The used of the Boosted Regression Tree Optimization Technique to Analyse an Air Pollution data
Noor Zaitun Yahaya1, Zul Fadhli Ibrahim2, Jamaiah Yahaya3
1Noor Zaitun Yahaya, Senior Lecturer, School of Ocean Engineering, University Malaysia Terengganu, Terengganu, Malaysia.
2Zul Fadhli Ibrahim, Researcher, School of Ocean Engineering, University Malaysia Terengganu, Terengganu, Malaysia.
3Jamaiah Yahaya, Assoc. Professor, School of Informatic Technology, Universiti Kebangsaan Malaysia, Bangi, Selangor, Malaysia.
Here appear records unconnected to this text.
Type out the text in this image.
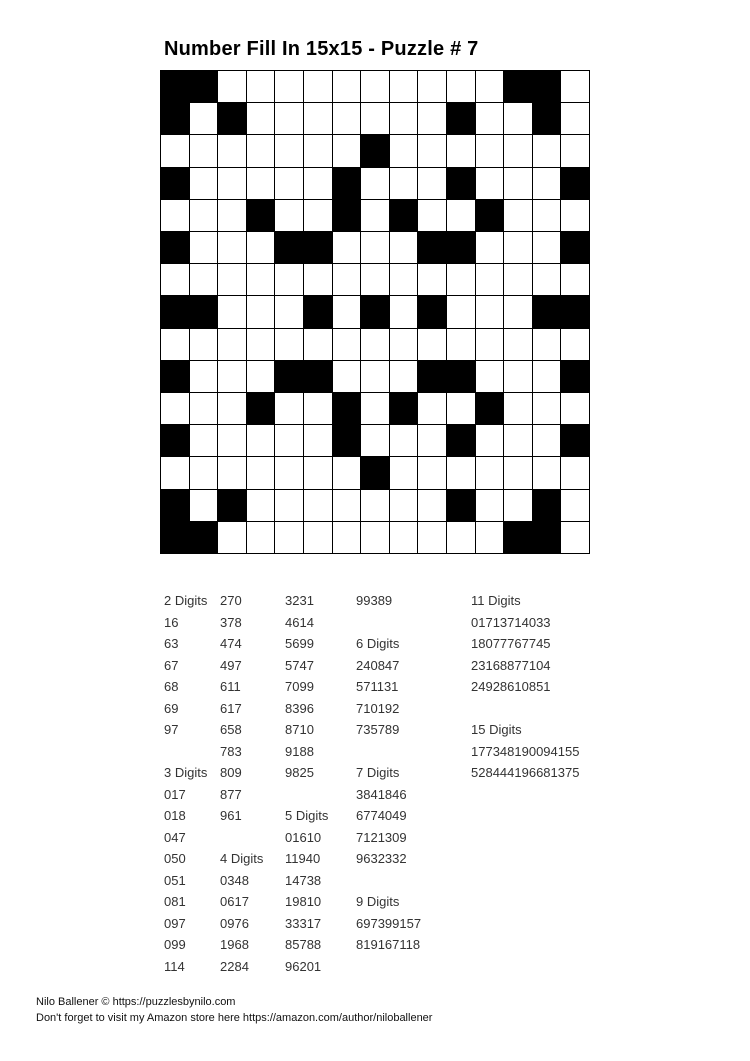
Number Fill In 15x15 - Puzzle # 7
2 Digits
16
63
67
68
69
97
3 Digits
017
018
047
050
051
081
097
099
114
270
378
474
497
611
617
658
783
809
877
961
4 Digits
0348
0617
0976
1968
2284
3231
4614
5699
5747
7099
8396
8710
9188
9825
5 Digits
01610
11940
14738
19810
33317
85788
96201
99389
6 Digits
240847
571131
710192
735789
7 Digits
3841846
6774049
7121309
9632332
9 Digits
697399157
819167118
11 Digits
01713714033
18077767745
23168877104
24928610851
15 Digits
177348190094155
528444196681375
Nilo Ballener © https://puzzlesbynilo.com
Don't forget to visit my Amazon store here https://amazon.com/author/niloballener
Manuscript received on November 15, 2019. | Revised Manuscript received on November 23, 2019. | Manuscript published on November 30, 2019. | PP: 1565-1575 | Volume-8 Issue-4, November 2019. | Retrieval Number: B3807078219/2019©BEIESP | DOI: 10.35940/ijrte.B3807.118419

Open Access | Ethics and Policies | Cite  | Mendeley | Indexing and Abstracting
© The Authors. Blue Eyes Intelligence Engineering and Sciences Publication (BEIESP). This is an open access article under the CC-BY-NC-ND license (http://creativecommons.org/licenses/by-nc-nd/4.0/)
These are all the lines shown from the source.